LIRE ET INTERPRÉTER

Dans l’Apocalypse, nous avons remarqué que la structure du texte constitue un corps du sujet et qu’elle concerne la conversion énonciative. L’acte de lecture et d’interprétation n’est pas simplement une répétition des connaissances, mais il fait l’appel au corps, à l’agir. Il s’agit d’une corrélation entre le savoir et le croire.

Augustin mettait en relief le croire dans la lecture et l’interprétation. Pour lui, la Bible est comme la lettre dans laquelle le lecteur doit découvrir l’esprit caché. Il insiste donc sur le sens spirituel plus que le sens littéral : il vise la lecture figurative, l’interprétation spirituelle. Mais cela ne signifie pas une négligence du sens littéral. Comme il l’a cité, le rapport entre la lettre et l’esprit, le savoir et le croire est inséparable : « Si vous ne croyez pas, vous ne comprendrez pas. » (Is. 7, 9 ; Epistula 120). C’est la dialectique de la foi et de l’intelligence : il faut croire pour comprendre, mais la foi appelle l’effort d’intelligence qui reconnaît le caractère raisonnable de l’acte de foi 527 .

De nos jours, c’est Paul Ricœur qui l’affirme dans une dialectique plus compliquée.
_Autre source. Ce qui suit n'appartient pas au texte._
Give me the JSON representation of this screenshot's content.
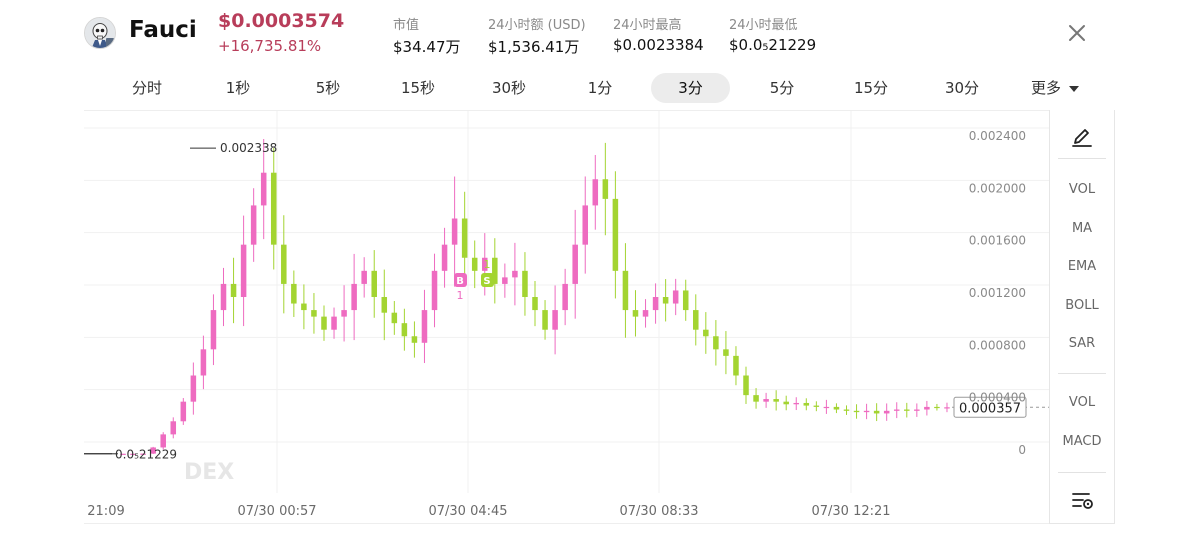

La corrélation entre la compréhension et l’explication constitue chez Ricœur un cercle herméneutique, le paradigme de l’interprétation textuelle : de la compréhension à l’explication, de l’explication à la compréhension. L’explication et la compréhension s’opposent et se concilient au centre même de la lecture et de l’interprétation. Ainsi, le terme de l’herméneutique « s’est imposé pour désigner la discipline qui vise à donner un statut de rigueur, sinon de scientificité, à l’Auslegung – Interpretation 528  ».

C’est la théorie du discours qui domine toutes les procédures du déroulement de la théorie de l’interprétation. D’après Ricœur, « la sémantique profonde du texte n’est pas ce que l’auteur a voulu dire, mais ce sur quoi porte le texte, à savoir ses références non ostensives. Et la référence non ostensive du texte est la sorte de monde qu’ouvre la sémantique profonde du texte. ... Comprendre un texte, c’est suivre son mouvement du sens vers la référence, de ce qu’il dit à ce sur quoi il parle 529  ». Mais Ricoeur reprend le concept de l’interprétation d’Aristote : pour Aristote, interpréter, « ce n’est pas ce que l’on fait dans un deuxième langage à l’égard d’un premier langage, c’est ce que fait déjà le premier langage, en médiatisant par des signes notre rapport aux choses 530  ». Dans ce sens, le dire de l’herméneute est un re-dire, qui réactive le dire du texte.

L’interprétation sémiotique partage la théorie du discours, mais elle est marquée par son caractère d’irréductibilité. Le texte demeure comme la trace d’une énonciation singulière, irréductible à tout ce qu’il contient et est impliqué par la mise en discours. L’enchaînement des figures ne relève pas d’une communication intentionnelle, mais de l’impact de la parole qui dépasse la conscience, quoi qu’il en soit de l’écrivain soit du lecteur. Il ne s’agit pas de redire ce qui est déjà dit. Il s’agit plutôt de déconstruire et d’évacuer le contenu préétabli pour qu’un sujet d’énonciation surgisse.

Ainsi, la lecture et l’interprétation de la Bible concernent la parole. Plus exactement, c’est l’écoute de la parole. Il s’agit du corps, de l’agir. La parole n’est pas limitée au champ du langage. Elle signale quelque chose d’un sujet d’énonciation entre ce dont il peut dire et l’impossible à lire. De ce point de vue, la « Parole de Dieu », dans la Bible et dans la tradition, ne désigne pas simplement le message d’un destinateur divin, elle fait appel à la parole de l’Autre, qui est irréductible au discours 531 . La lecture et l’interprétation sémiotiques sollicitent ainsi l’écoute de la parole de l’Autre.

Notes
527.

Isabelle BOCHET, « notes complémentaires 3-3 », AUGUSTIN. De Doctrina Christiana… p.444.

528.

Paul RICŒUR, Lectures 2. La contrée des philosophes, Paris, Seuil, 1992, p.451.

529.

Paul RICŒUR, Du texte à l’action. Essais d’herméneutique, II, Paris, Seuil, 1986, p.208.

530.

Ibid., p.157.

531.

Jean DELORME, « La sémiotique littéraire interrogée par la Bible (2) »… p.8.